Impressive words have their uses but often times shorter, more commonly known words work better to get a point across; to that effect, the amount of characters in the title of this article probably scared off a quarter of the potential readers. Their loss.
Recently, but really throughout my life, I’ve encountered a type of complaint that seems especially useless: people upset at others for not using real words. What are real words? Some would say a real word is one that exists in a dictionary; I’m not one of them.
A sound becomes a word the instant it communicates a message. If you’re in the middle of the street and someone shrieks, just a scream nothing else, you move your ass; in that instant, that sound told you “get out of the way” and you listened. Recording the instance, or the particular sound, for future generations makes no difference. If the problem presented is communication, then whatever works, works. Look outside, find a trunk with branches, leaves and such- that’s a tree, right? That makes sense, that’s fine, but who the fuck made that call? You don’t know because it doesn’t matter; what does is the message.

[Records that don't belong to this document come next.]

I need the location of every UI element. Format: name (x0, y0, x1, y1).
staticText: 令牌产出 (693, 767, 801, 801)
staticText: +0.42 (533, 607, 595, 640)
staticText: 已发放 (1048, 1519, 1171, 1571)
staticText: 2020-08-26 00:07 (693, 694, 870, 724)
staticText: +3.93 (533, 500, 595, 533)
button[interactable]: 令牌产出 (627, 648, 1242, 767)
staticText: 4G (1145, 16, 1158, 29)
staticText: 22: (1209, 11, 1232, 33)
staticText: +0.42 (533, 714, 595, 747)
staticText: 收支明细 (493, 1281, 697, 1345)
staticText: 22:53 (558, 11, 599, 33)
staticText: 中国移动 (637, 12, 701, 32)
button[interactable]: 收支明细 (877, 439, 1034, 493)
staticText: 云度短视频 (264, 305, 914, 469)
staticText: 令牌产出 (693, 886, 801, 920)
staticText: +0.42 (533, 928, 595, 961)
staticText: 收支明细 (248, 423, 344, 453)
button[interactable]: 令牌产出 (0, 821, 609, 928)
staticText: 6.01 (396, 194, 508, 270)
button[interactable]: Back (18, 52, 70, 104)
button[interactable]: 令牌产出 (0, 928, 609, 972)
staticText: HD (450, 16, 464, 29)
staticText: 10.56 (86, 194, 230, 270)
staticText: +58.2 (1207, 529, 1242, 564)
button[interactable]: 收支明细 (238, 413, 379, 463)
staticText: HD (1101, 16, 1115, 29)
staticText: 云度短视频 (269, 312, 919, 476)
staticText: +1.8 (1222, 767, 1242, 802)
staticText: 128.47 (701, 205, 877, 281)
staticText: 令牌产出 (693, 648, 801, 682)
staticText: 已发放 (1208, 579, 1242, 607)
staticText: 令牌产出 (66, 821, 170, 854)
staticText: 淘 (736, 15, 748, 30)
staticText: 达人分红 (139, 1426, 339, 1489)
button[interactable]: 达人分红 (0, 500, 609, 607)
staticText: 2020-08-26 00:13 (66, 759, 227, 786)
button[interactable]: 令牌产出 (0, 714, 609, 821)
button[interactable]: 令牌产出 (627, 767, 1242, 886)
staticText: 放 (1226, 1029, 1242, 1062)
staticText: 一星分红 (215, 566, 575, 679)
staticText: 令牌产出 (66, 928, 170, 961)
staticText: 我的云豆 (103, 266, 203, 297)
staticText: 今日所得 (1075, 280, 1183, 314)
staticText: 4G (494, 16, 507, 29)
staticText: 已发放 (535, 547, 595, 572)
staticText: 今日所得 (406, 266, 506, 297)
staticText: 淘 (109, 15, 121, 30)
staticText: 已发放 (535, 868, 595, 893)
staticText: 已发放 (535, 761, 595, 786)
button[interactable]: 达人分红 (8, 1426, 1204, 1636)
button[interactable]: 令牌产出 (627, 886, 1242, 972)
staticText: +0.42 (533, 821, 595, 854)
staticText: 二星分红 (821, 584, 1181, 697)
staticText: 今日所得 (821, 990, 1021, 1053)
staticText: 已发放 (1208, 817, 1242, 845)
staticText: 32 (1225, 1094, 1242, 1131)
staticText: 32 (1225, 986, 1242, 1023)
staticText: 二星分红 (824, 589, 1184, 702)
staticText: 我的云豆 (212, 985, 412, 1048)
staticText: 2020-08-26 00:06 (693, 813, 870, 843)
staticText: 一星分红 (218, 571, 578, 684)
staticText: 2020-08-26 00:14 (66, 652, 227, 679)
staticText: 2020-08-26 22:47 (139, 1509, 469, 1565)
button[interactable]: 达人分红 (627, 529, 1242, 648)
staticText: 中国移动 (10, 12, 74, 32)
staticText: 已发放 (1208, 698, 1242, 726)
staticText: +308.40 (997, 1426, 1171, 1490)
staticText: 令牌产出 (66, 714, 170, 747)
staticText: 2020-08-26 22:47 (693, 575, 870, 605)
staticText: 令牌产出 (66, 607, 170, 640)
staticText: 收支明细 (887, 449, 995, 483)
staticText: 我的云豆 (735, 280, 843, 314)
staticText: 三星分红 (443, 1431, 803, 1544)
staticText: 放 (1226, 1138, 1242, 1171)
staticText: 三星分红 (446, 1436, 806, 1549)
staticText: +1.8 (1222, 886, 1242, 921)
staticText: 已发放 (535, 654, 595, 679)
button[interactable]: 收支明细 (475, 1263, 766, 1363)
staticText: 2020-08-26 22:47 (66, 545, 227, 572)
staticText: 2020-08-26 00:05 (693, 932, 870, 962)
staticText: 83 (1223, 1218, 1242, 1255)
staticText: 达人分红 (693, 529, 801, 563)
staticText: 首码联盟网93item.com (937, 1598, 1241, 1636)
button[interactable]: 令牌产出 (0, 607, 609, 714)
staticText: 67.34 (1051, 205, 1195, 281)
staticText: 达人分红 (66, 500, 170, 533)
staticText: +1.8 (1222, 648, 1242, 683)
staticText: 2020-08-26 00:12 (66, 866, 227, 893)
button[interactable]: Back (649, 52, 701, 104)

One of the best books I ever found by accident (on a bookshelf in my middle-school), Frindle by Andrew Clements, is a children’s novel that realistically portrays the malleable nature of language. Basically, a bunch of kids mess around and end up changing the word for pen (I bet you can guess what to); it’s a genuine feel-good story, but a change in the protagonists suddenly makes the concept not okay.
Snoop Dogg adding ‘izzle’ onto the end of words was mentioned in one of my COLLEGE textbooks as -I’m paraphrasing here, but only a bit- ‘an attempt to make his music indecipherable to anyone who isn’t a black urban rapper.’ –The Practice of Public Relations. The author, while old, is being dramatic and unnecessarily rigid in his interpretation of language; if you don’t get it instantly, it should only take a second to realize ‘fo shizzle’ can’t mean anything other than ‘for sure’. Thinking is always the best response to unfamiliar words.
Shakespeare is credited with the creation of over 1700 words common to the modern English language. He introduced those to the public through his plays; Snoop izzle-izing words in his songs isn’t the same thing, but it isn’t that far off either. This sentence links to a site that tracks the amount of unique words rappers have used. It’s really cool to look at every now and then.
Language has always been dynamic; why fight the tide when you can swim in the ocean?